De même que les pages sportives modernes répandent à peu près le même contenu que les pages financières, l'information au sujet de la culture accorde désormais une place de choix aux dimensions économiques de l'art.  À preuve, cet appel que lancent les vedettes et artisans du cinéma européen à leurs homologues américains : « Accordez à nos films le doublage qu’obtiennent les vôtres chez nous! »  On aura compris qu'il n'est pas question ici d'exception culturelle, mais d'un plaidoyer qui vise les dollars, les francs et les euros.

Deux aspects de la demande européenne retiennent l'attention.  D'une part, la référence au doublage.  D'autre part, la conception européenne de la réciprocité.

Parlons doublage.  J'aime assez le propos que Régine Robin met dans la tête de son personnage de L'immense fatigue des pierres*  : « Il avait trois critères pour juger de la valeur d'une ville.  D'abord les bistros.  (...) Le second critère était que la ville ne fermât pas la nuit, jamais. (...) Le troisième enfin était que l'on pût voir les films en version originale et non en version doublée, ce qui le mettait proprement en furie. »  Cela heurtera, je le crains, les habitudes et même les convictions du grand nombre.  Nous sommes si peu familiers du sous-titrage et des versions originales que le doublage nous a toujours paru la seule façon de présenter les films produits par une autre culture et dans une autre langue. Il n'est pourtant pas dit que nous ayons raison.

Si j'applique au Québec les propos cinématographiques du personnage de Régine Robin, je suis tenté d'adresser un reproche supplémentaire au doublage.  Chez nous, le doublage a eu le même effet douteux que beaucoup de nos offensives identitaires : il a permis à la langue de faire complètement disparaître la dimension culturelle.  À force de défendre la langue, nous avons oublié que l'on pouvait nous déculturer tout en s'adressant à nous en français.  Si le film parlait français, on ne prenait plus conscience qu'il était quand même d'inspiration américaine.  Le film doublé parlait notre langue, mais il aliénait quand même, avec d'autant plus d'efficacité que nous ne le sentions même pas.  Un film américain en version originale et porteur de sous-titres nous sortirait de la myopie culturelle que favorise le doublage.  Soit dit en passant, il est étrange que des comédiens comme Depardieu ou Deneuve tiennent davantage à un accroissement de leurs droits qu'au respect intégral de leurs performances.
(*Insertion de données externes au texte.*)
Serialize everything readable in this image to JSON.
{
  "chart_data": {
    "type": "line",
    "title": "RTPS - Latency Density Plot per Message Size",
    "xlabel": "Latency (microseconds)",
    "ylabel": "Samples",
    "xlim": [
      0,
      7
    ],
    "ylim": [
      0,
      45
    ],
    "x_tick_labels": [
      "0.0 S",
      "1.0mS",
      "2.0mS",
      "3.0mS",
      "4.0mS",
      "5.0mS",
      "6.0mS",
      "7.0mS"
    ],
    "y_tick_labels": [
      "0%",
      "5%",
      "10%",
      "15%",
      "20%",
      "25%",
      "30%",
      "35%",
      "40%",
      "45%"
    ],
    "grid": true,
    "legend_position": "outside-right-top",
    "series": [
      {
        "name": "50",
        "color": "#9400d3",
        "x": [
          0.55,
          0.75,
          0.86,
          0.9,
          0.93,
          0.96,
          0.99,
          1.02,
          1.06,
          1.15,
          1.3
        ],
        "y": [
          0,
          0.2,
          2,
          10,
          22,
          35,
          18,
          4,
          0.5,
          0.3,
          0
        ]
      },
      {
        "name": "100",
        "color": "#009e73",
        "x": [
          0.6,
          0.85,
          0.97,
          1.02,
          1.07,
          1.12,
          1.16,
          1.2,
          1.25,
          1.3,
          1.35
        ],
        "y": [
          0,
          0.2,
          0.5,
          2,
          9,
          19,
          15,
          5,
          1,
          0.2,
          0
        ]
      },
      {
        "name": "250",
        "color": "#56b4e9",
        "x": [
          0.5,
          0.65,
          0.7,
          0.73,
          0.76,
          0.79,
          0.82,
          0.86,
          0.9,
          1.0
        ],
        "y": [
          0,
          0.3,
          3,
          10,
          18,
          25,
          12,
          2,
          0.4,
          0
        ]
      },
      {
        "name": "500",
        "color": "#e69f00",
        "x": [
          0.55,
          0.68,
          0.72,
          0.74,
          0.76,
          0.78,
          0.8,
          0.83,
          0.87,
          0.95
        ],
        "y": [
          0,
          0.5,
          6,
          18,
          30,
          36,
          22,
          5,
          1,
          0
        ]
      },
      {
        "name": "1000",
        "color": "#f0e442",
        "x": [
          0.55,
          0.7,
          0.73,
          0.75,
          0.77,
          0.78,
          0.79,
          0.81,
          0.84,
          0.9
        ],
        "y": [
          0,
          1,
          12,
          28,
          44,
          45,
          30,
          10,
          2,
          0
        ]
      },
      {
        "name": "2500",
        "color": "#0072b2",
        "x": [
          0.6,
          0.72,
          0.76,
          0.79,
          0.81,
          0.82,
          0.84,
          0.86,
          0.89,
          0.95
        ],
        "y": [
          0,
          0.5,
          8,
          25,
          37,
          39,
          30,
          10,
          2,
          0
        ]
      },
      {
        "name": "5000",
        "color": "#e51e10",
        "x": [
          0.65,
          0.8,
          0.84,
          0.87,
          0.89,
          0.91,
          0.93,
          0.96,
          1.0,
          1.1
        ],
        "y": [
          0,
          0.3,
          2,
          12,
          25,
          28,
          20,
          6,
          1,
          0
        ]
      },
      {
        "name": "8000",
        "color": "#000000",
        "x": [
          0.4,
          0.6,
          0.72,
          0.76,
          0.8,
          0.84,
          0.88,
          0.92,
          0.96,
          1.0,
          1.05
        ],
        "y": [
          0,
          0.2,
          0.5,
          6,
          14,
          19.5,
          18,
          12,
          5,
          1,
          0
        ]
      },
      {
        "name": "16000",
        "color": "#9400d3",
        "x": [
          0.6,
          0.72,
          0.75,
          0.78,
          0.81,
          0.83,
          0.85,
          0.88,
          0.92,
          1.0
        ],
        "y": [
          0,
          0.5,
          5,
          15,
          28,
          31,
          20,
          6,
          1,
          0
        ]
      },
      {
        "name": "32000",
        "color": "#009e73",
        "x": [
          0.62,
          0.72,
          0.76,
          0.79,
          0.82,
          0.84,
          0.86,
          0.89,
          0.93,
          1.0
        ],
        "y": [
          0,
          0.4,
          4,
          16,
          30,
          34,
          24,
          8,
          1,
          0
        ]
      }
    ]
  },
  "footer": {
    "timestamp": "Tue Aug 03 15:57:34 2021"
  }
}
Un deuxième élément entre en ligne de compte.  Que les Américains, qui font la leçon aux autres, comptent parmi les plus exaspérants adeptes du protectionnisme, on le sait.  Que les Américains soient incapables de présenter Trois hommes et un couffin sans le refilmer avec des vedettes bien à eux, cela est connu et toujours honteux.  Que les artistes et les cinéastes européens le déplorent dans leur lettre ouverte au magazine Variety, cela se comprend donc.  Mais qu'il soit également permis de demander, en visant la France en premier lieu, comment se justifie un autre protectionnisme, le leur?  Un film américain doublé en France entre au Québec sans problème; le même film américain doublé au Québec est rejeté par la France.  Poliment, la France promet à chaque nouveau ministre québécois de la Culture d'«étudier» la question, mais la France ne parvient jamais à terminer sa « scolarité ».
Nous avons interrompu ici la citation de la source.